I just got back this afternoon from an overly long–and far too eventful–family vacation (should that last word be in quotation marks?) that consisted of spending almost a month driving back and forth across about a dozen-and-a-half states.* I hadn’t intended not to post to USIH during the trip, but life seemed to get in the way. Though I have neither the time nor the energy for a longer (or more polished) post today, I wanted to put up a little something to mark my return home. And for a variety of reasons I’ve been thinking a bit lately about whether and how social psychology and neuroscience might inform the practice of intellectual history.

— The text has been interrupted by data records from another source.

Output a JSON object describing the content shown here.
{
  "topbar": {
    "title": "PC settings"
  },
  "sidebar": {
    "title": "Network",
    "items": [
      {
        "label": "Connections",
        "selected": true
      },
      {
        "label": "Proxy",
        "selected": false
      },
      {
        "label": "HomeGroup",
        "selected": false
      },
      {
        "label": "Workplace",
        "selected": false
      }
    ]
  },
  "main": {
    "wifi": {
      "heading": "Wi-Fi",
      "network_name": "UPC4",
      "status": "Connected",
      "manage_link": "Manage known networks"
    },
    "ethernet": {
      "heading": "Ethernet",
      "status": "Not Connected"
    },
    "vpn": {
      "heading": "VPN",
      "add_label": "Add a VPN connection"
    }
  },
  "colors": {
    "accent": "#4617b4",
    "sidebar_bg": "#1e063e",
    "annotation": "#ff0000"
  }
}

I’ve begun reading Daniel Kahneman’s Thinking, Fast and Slow, a fascinating book that raises a lot of important questions about how people think. What I particularly appreciate about Kahneman’s approach is that it seems more grounded in empirical research than a lot of “evolution psychology” that purports to explain social behavior, but often seems merely to affirm dominant cultural prejudices via a series of just-so stories. While reading Kahneman, I’ve repeatedly asked myself whether work like this might inform my understanding of intellectual history. While at some abstract level I think it might, I’m not entirely sure how it would do so.

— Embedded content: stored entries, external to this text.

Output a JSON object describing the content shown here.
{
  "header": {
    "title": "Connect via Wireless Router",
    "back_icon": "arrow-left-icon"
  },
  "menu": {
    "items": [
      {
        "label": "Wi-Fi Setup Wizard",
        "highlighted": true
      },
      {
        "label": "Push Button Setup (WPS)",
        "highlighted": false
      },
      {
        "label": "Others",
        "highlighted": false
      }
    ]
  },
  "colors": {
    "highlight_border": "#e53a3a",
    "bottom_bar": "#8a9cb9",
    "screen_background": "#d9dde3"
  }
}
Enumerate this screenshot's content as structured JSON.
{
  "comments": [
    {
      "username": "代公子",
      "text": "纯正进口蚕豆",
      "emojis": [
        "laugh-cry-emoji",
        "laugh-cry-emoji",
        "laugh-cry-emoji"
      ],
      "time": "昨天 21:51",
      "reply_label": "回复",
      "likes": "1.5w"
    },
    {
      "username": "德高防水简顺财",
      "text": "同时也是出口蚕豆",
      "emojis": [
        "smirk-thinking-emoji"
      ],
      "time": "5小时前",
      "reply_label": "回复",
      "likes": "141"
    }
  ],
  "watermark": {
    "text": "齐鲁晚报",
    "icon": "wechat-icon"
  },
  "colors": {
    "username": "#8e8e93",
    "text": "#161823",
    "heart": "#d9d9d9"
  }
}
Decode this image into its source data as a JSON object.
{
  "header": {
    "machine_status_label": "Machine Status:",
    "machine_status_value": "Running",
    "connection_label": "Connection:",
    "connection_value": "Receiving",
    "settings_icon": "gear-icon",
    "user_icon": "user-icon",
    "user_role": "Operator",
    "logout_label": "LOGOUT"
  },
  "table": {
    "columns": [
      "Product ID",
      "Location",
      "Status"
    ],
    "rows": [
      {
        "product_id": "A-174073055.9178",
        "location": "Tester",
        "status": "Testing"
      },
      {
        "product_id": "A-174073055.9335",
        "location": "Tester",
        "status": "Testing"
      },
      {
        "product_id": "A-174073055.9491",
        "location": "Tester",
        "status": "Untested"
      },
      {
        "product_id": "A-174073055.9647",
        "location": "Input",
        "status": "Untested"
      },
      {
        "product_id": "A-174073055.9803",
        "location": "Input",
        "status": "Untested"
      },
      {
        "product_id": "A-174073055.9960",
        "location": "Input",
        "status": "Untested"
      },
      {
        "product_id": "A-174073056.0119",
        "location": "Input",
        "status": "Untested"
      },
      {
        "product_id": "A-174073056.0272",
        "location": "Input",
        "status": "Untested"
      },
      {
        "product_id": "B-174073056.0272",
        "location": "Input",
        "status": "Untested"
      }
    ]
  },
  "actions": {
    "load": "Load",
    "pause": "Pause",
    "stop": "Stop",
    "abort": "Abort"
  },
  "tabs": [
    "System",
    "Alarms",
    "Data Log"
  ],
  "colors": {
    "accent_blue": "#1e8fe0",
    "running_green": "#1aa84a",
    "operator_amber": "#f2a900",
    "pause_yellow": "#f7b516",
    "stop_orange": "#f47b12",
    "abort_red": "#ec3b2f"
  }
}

Meanwhile, I find myself back in Oklahoma during yet another record heatwave. We’re apparently expecting 113º weather on Wednesday, with highs over 105º the rest of the week. Bearing in mind that hot weather no more proves global warming than mild weather disproves it, heat like this makes me wonder, yet again, why people (especially in Oklahoma) are so resistant to the idea of global warming, which has, in fact, been pretty conclusively proven via actual science. Obviously, (well-funded) ideology has a lot to do with it. But given the fact that, in a state like Oklahoma, things have become uncomfortably hotter, why do people believe ideology over what appears to be empirical evidence to the contrary?
I should point out in raising these questions that I don’t have any answers (I suspect that I wouldn’t on a day on which I hadn’t driven from Atoka, Tennessee to Norman, Oklahoma…I’m certainly not going to have them on a day on which I have). I should point out, however, that, about a year ago, Mike O’Connor raised some similar issues on this blog. I’ll add that I agree with those in comments on Mike’s post who caution against taking at face value many claims about extraordinary new discoveries in neuroscience and cognitive science. However, the existence of a lot of bad cog sci and, with it, bad social psychology, doesn’t mean that we intellectual historians might not still learn from good cog sci and good social psychology.
* The itinerary was: OK to NC, NC to OH, OH to VA, VA to MA, MA to NY, NY to MA, MA to NY, NY to VA, VA to NC, NC to OK. It should be stressed that each of these legs served a tangible family purpose (none was merely a matter of tourism), though some of them were caused by an utterly unexpected family emergency. But if that looks exhausting to you, I can only affirm that it was!